3D represents a major breakthrough for Computer Aided Design applications like AutoCAD. Aside from seeing a realistic representation of the designed object, understandable even for those unfamiliar with the technical drawing conventions, it offers the advantage that, instead of drawing each projection separately, we can now generate all the views automatically from the three-dimensional model. We can even take advantage of new techniques of stereolithography, generating and sending through the new _3DPRINT command a STL file created from our 3D model to a specialized company that will return in a few days the plastic model of our design.

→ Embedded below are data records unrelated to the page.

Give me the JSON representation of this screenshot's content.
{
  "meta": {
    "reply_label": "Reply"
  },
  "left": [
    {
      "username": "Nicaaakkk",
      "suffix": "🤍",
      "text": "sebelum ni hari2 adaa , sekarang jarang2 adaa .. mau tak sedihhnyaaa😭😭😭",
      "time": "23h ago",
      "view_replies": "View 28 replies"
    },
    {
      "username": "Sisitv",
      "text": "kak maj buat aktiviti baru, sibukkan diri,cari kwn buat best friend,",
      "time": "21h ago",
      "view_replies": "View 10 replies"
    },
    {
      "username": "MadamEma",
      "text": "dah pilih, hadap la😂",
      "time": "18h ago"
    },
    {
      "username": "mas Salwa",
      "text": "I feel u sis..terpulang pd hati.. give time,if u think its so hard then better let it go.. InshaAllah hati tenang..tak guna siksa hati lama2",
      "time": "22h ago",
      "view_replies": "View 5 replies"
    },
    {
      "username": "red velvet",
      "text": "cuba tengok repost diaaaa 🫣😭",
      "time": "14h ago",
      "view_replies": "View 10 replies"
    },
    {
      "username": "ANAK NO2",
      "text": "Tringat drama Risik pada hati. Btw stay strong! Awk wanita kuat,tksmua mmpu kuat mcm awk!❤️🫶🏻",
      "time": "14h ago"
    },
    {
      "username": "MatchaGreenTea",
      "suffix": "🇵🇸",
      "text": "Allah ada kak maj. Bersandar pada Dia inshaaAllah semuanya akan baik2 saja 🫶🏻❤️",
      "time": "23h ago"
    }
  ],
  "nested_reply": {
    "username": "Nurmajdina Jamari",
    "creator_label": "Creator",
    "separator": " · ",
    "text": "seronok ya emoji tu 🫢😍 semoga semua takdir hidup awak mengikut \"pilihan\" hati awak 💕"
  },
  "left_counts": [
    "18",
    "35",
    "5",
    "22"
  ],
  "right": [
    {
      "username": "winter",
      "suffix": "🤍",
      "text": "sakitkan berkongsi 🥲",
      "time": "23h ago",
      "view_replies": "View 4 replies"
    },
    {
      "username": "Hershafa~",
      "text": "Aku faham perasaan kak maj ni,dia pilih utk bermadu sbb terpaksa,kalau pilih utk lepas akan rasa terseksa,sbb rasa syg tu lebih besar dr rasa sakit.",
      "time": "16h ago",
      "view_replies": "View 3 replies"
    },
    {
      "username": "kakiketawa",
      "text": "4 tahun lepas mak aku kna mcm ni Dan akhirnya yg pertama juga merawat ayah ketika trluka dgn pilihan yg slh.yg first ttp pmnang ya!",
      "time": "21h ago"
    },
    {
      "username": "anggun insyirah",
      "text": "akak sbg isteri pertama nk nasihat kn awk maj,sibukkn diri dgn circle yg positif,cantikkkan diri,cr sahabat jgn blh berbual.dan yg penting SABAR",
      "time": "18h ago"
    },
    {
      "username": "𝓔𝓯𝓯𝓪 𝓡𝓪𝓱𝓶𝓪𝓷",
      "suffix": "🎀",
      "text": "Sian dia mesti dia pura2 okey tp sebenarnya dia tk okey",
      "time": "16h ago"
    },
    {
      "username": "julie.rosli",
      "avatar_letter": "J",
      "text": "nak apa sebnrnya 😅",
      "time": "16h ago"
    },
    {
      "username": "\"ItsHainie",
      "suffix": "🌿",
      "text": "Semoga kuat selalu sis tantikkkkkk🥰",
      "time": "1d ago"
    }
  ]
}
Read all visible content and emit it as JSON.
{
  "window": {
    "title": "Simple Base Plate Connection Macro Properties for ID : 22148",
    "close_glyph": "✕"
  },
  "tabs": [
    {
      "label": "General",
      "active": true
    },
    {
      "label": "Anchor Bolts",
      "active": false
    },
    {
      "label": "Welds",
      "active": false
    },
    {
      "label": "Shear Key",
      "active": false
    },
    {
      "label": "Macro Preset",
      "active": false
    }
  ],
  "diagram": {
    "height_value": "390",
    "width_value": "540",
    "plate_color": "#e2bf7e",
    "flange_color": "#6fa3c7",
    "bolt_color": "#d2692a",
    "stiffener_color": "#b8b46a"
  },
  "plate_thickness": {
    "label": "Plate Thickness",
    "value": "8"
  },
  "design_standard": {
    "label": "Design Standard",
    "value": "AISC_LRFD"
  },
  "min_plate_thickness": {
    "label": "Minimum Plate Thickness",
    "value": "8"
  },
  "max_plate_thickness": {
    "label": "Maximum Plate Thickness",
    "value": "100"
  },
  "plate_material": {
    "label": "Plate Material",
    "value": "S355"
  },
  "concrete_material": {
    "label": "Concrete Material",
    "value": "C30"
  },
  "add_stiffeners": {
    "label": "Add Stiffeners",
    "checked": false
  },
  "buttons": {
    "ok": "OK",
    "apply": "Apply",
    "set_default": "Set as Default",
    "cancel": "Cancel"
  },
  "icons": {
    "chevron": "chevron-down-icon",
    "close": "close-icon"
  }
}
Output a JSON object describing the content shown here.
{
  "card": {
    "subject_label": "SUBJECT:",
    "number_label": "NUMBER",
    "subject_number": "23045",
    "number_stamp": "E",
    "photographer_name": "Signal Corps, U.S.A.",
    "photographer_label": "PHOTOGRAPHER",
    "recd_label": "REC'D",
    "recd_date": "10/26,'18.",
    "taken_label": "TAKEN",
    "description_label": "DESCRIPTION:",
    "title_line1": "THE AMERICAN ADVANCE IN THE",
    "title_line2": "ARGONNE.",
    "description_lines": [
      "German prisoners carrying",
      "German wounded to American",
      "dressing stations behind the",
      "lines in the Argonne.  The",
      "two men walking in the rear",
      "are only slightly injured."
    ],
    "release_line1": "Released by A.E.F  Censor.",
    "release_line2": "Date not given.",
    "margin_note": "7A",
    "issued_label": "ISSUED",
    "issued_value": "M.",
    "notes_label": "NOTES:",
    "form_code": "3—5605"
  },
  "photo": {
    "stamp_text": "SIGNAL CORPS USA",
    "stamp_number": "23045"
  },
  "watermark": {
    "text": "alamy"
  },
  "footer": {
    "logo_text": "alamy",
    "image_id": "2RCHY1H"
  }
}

It is with AutoCAD 2012 that we finally have complete implementations of the three classical paradigms for modeling three-dimensional objects:
Constructive Solid Geometry (CSG).
Procedural or NURBS Surfaces.
AutoCAD solves the dilemma about which three-dimensional object modeling method to use -solids, surfaces or meshes- in a very practical way, allowing us to freely combine the three of them. Meshes, Surfaces and Solids can be converted into each other. Solids can be sliced using Surfaces; a portion of space completely bounded by Surfaces can become a Solid; Surfaces can be thickened so that they become Solids. This makes AutoCAD today a perfectly valid application for the creation and management of 3D objects. And compels us to explore in a book like this, dedicated to Visual LISP programming, its ability to operate in this environment.